Dari langit, terlihat kerumunan orang, berduyun-duyun menyeberangi padang pasir, savana, dan sungai berkelok dengan jeram yang siap membunuh dengan cara paling jahanam. Termasuk juga mesti menerobos belukar hutan dan rahasia lautan yang menyimpan sekian banyak ketakutan. Akan masa depan. Setelah orang-orang itu terusir dari rumah-rumah mereka. Hanya karena memilih untuk selalu bersujud di hadapan Tuhan yang diyakininya.
Rohingya terlahir dari rahim bumi yang terkoyak di Asia Tenggara. Karena pilihannya, mereka terlunta-lunta tanpa negara. Karena keyakinannya, mereka mencari suaka atas nama cinta. Mereka terlunta-lunta atas nama cinta. Mereka tercabik-cabik luka atas nama cinta. Dan mereka tidak akan lari dari cintaNya.
Uighur adalah setitik rasi di pusaran besar galaksi. Lingkaran kecil di sebuah kekaisaran besar yang tak pernah goyah hanya karena tanahnya patah oleh mimpi. Yang terburuk di antara mimpi-mimpi yang pernah datang. Bagaimana mereka menyebut kata pulang. Untuk rumah yang terpaksa mereka tinggalkan.

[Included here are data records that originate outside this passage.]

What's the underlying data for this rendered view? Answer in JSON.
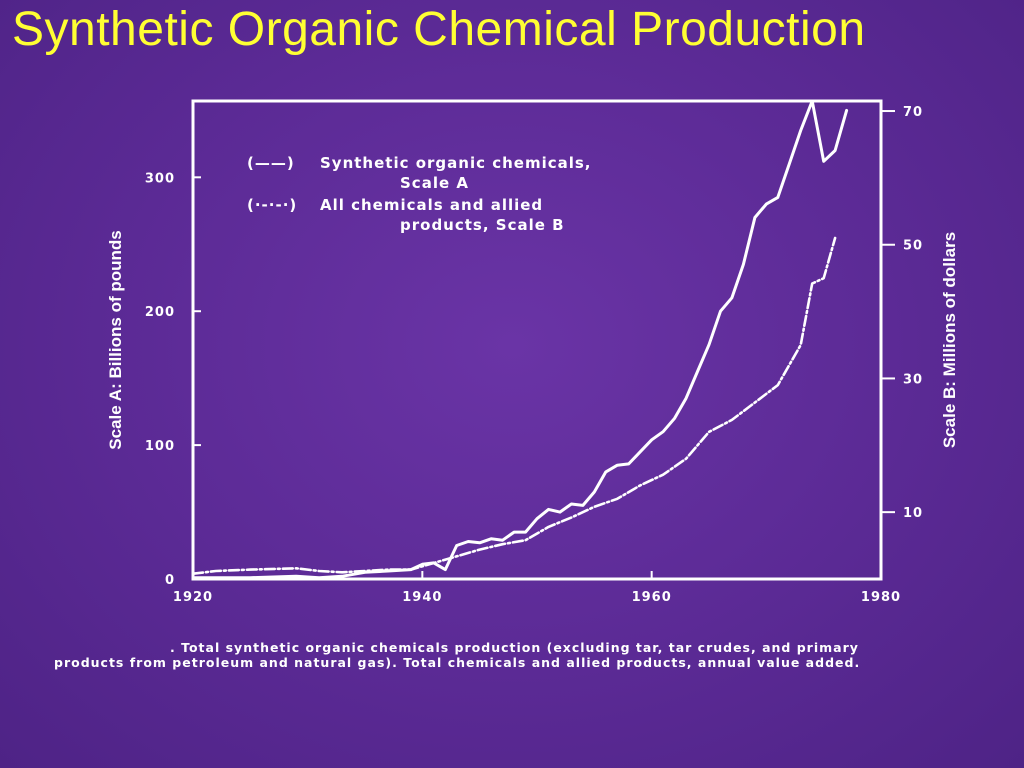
{
  "title": "Synthetic Organic Chemical Production",
  "chart_data": {
    "type": "line",
    "x_ticks": [
      "1920",
      "1940",
      "1960",
      "1980"
    ],
    "xlim": [
      1920,
      1980
    ],
    "left_axis": {
      "label": "Scale A: Billions of pounds",
      "ticks": [
        "0",
        "100",
        "200",
        "300"
      ],
      "ylim": [
        0,
        357
      ]
    },
    "right_axis": {
      "label": "Scale B: Millions of dollars",
      "ticks": [
        "10",
        "30",
        "50",
        "70"
      ],
      "ylim": [
        0,
        71.5
      ]
    },
    "legend": [
      {
        "symbol": "(——)",
        "line1": "Synthetic organic chemicals,",
        "line2": "Scale A"
      },
      {
        "symbol": "(·-·-·)",
        "line1": "All chemicals and allied",
        "line2": "products, Scale B"
      }
    ],
    "series": [
      {
        "name": "Synthetic organic chemicals",
        "axis": "A",
        "style": "solid",
        "x": [
          1920,
          1925,
          1929,
          1931,
          1933,
          1935,
          1937,
          1939,
          1940,
          1941,
          1942,
          1943,
          1944,
          1945,
          1946,
          1947,
          1948,
          1949,
          1950,
          1951,
          1952,
          1953,
          1954,
          1955,
          1956,
          1957,
          1958,
          1959,
          1960,
          1961,
          1962,
          1963,
          1964,
          1965,
          1966,
          1967,
          1968,
          1969,
          1970,
          1971,
          1972,
          1973,
          1974,
          1975,
          1976,
          1977
        ],
        "y": [
          1,
          1,
          2,
          1,
          2,
          5,
          6,
          7,
          11,
          12,
          7,
          25,
          28,
          27,
          30,
          29,
          35,
          35,
          45,
          52,
          50,
          56,
          55,
          65,
          80,
          85,
          86,
          95,
          104,
          110,
          120,
          135,
          155,
          175,
          200,
          210,
          235,
          270,
          280,
          285,
          310,
          335,
          357,
          312,
          320,
          350
        ]
      },
      {
        "name": "All chemicals and allied products",
        "axis": "B",
        "style": "dashdot",
        "x": [
          1920,
          1922,
          1925,
          1929,
          1931,
          1933,
          1935,
          1937,
          1939,
          1941,
          1943,
          1945,
          1947,
          1949,
          1951,
          1953,
          1955,
          1957,
          1959,
          1961,
          1963,
          1965,
          1967,
          1969,
          1971,
          1973,
          1974,
          1975,
          1976
        ],
        "y": [
          0.8,
          1.2,
          1.4,
          1.6,
          1.2,
          1.0,
          1.2,
          1.4,
          1.4,
          2.4,
          3.4,
          4.4,
          5.2,
          5.8,
          7.8,
          9.2,
          10.8,
          12.0,
          14.0,
          15.6,
          18.0,
          22.0,
          23.8,
          26.4,
          29.0,
          35.0,
          44.2,
          45.0,
          51.0
        ]
      }
    ],
    "caption_line1": ". Total synthetic organic chemicals production (excluding tar, tar crudes, and primary",
    "caption_line2": "products from petroleum and natural gas). Total chemicals and allied products, annual value added."
  }
}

Kashmir adalah kepingan surga yang tergelincir di lereng Himalaya. Tempat orang-orang menggembala domba sambil berdoa. Tempat angin dingin datang untuk meniupkan doa-doa. Tempat anak-anak hujan membeku agar bisa khusuk melantunkan doa-doa. Tempat Tuhan menitipkan sebuah alamat. Supaya perjalanan mendaki langit tak pernah tersesat. Â
Dari langit, orang-orang itu nampak terus berjalan terhuyung-huyung. Melintasi batas antara wajah kemanusiaan yang murung, dan sisi lain peradaban yang mendung. Di sela-sela raut muka beringas para perundung.